民衆を治められる君主と寝首かかれる君主の大差 『君主論』が説く、リーダーに求められる振る舞い
変えていいものといけないもの
新しい国を手に入れたことによって、新旧の領土をあわせもつ混合型の国について話そう。そこでは、すべての新しい組織に共通する困難のせいで政変が起きる。共通する困難とは、「リーダーを変えさえすればすべてがよくなっていく」という民衆の思い込みだ。

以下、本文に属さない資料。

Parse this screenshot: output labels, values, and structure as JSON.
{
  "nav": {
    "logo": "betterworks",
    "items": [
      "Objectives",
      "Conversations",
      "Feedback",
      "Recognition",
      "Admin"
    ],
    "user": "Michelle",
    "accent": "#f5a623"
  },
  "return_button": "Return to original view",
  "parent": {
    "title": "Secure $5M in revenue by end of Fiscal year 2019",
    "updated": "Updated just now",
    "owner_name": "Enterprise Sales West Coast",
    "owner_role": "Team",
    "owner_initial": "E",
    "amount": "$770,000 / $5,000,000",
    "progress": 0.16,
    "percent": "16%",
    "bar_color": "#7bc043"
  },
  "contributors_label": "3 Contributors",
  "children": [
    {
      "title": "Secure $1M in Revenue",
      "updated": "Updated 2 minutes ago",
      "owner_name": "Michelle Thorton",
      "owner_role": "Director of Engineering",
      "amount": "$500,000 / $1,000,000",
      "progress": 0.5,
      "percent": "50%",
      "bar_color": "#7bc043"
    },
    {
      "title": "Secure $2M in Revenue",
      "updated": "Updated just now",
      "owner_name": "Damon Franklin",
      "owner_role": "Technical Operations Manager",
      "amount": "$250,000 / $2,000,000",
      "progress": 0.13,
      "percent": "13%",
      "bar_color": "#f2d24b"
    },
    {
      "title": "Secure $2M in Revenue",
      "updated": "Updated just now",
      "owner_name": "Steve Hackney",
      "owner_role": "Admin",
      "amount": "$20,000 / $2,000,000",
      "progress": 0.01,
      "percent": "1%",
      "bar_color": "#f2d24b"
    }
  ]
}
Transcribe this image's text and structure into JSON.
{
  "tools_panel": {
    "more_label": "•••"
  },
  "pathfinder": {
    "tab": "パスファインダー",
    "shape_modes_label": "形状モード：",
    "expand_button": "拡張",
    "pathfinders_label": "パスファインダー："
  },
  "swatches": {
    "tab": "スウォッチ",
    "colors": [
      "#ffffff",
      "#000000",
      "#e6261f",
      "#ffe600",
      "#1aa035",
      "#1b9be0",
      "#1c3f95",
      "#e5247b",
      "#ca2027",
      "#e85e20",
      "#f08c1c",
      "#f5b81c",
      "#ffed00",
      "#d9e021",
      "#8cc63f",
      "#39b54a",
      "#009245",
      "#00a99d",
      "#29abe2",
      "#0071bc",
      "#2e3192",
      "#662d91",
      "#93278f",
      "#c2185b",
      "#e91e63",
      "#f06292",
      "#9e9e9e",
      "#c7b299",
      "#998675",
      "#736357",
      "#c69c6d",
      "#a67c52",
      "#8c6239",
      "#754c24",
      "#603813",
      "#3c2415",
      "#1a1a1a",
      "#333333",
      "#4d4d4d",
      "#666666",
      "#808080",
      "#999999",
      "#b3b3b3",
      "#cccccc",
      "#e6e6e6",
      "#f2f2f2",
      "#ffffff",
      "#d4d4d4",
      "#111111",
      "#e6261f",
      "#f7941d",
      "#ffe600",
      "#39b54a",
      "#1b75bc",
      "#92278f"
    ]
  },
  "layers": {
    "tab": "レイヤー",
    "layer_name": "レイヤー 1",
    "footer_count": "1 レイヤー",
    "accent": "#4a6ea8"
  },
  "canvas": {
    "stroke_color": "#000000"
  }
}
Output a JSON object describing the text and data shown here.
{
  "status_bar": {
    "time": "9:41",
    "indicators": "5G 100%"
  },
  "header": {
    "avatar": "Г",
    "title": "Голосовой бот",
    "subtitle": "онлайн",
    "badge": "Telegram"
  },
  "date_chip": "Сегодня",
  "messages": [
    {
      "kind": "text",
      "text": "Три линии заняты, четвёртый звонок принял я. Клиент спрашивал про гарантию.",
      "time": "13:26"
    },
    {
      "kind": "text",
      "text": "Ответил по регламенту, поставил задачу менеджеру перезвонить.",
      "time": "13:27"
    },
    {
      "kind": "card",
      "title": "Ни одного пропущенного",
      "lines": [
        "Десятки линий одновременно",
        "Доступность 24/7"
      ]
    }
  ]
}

民衆は武器を手にそれまでの支配者に刃向かうが、そうすればよくなるというのは思い違いに過ぎない。人々は結局のところ、すべてが以前より悪くなっただけだと知ることになるだろう。
新しい領土を獲得して、元の領土に併合するといっても、両方の領土が同じ地域にあって人々が同じ言語を持っている場合とそうでない場合では話が別だ。
前者の場合、とくにその地域の人々が自由な生活に慣れていないときには、新しい領土を保持しつづけるのはとてもたやすい。これまでの君主の血統を絶えさせてしまうだけで、その領土は確実にわがものとなる。風習に大きな違いがない限りは、あとはこれまでの状態を保てるようにすれば、人々は平穏に暮らしていけるからだ。
長年にわたってフランスに併合されてきたノルマンディーなどがこの例である。この地方では言語に多少の違いがあったとしても風習が似ているため、お互いがお互いをすぐに受け入れられた。
新しいリーダーは、以前の統治者の血統を絶やすことに加えて、住民たちの法律や税制を変えないようにすることも必要だ。これらさえ守れば、新しい領土もすぐに古くからある領土と一体化していく。